Der 59-Jährige sagte der „Süddeutschen Zeitung“ (Montagausgabe), seine Positionen seien im Landesvorstand nicht mehrheitsfähig gewesen. Schon vor seinem Rücktritt war der Landeschef dem Bericht zufolge wochenlang interner Kritik ausgesetzt gewesen.

Anlass dafür sei ein Interview gewesen, das Wendl Mitte April der „Bayerischen Staatszeitung“ gegeben hatte. Darin hatte sich der Linken-Vorsitzende für regional gestaffelte Mindestlöhne ausgesprochen. Als Wendl, der selbst jahrelang dem Aufsichtsrat der Rhön Kliniken AG angehört hatte, auch noch laut darüber nachdachte, was man von privaten Klinikbetreibern lernen könne, war die Geduld der Parteibasis der Linken offenbar erschöpft. Sie warf ihrem Landesvorsitzenden „Verrat an der eigenen Sache“ vor.
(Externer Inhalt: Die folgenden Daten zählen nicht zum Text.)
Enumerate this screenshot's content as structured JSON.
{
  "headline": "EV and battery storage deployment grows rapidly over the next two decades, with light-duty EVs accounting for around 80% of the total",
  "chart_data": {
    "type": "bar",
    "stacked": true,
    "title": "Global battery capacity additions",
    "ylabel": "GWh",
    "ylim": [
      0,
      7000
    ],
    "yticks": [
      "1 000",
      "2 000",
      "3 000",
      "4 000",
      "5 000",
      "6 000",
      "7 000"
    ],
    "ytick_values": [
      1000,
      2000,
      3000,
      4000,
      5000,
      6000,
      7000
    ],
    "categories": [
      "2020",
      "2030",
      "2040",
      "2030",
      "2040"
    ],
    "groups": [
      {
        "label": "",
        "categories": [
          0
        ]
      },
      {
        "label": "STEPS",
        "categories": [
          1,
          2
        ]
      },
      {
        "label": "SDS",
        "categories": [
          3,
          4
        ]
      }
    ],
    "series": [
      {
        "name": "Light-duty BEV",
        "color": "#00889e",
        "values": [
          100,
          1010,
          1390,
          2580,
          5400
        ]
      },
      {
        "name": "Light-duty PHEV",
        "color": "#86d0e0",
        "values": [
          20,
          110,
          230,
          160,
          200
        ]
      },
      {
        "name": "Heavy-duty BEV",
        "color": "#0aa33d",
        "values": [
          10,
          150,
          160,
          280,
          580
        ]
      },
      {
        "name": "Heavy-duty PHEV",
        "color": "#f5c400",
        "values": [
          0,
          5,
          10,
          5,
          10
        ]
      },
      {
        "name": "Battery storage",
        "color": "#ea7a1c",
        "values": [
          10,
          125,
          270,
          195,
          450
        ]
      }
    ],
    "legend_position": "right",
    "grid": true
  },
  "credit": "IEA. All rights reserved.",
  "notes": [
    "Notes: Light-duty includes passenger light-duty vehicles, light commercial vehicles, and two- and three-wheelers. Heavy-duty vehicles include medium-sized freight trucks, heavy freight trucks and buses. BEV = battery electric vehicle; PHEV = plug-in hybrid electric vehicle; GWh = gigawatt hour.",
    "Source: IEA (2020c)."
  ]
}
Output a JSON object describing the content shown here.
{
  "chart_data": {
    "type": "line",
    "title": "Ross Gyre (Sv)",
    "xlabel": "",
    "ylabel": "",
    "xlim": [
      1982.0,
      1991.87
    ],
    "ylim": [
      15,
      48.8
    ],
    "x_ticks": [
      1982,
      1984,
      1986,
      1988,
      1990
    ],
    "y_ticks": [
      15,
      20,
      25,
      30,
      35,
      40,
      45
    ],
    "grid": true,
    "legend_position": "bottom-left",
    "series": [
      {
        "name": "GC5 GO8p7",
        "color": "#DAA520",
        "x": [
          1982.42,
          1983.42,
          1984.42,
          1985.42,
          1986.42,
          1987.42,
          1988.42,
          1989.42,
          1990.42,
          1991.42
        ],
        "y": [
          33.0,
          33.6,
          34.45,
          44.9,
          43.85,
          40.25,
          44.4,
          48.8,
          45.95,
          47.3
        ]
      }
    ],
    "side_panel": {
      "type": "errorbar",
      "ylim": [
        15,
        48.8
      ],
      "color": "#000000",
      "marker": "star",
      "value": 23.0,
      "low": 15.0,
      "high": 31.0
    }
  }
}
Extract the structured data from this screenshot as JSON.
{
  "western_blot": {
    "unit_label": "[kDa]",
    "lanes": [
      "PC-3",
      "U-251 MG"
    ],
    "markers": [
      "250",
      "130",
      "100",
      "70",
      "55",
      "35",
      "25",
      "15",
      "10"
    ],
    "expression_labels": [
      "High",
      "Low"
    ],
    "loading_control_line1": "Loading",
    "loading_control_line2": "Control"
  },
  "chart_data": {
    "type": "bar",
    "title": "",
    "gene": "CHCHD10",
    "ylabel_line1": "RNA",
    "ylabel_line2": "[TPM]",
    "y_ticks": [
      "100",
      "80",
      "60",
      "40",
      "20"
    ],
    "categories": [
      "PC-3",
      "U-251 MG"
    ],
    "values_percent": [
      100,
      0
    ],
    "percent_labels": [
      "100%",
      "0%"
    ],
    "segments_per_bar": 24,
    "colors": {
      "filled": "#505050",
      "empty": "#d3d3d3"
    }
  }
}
Der zurückgetretene Vorsitzende gilt der Zeitung zufolge als enger Vertrauter des in seinem bayerischen Landesverband ebenfalls unbeliebten Bundesvorsitzenden Klaus Ernst. Beide sind Mitglieder des Gewerkschaftsflügels der Partei. Bei dem bayerischen Landesverband war zunächst niemand für eine Stellungnahme zu erreichen.

Wendl bildete bislang mit Eva Mendl eine Doppelspitze bei den bayerischen Linken. Im April waren beide auf einem Sonderparteitag zu neuen Landessprechern gewählt worden.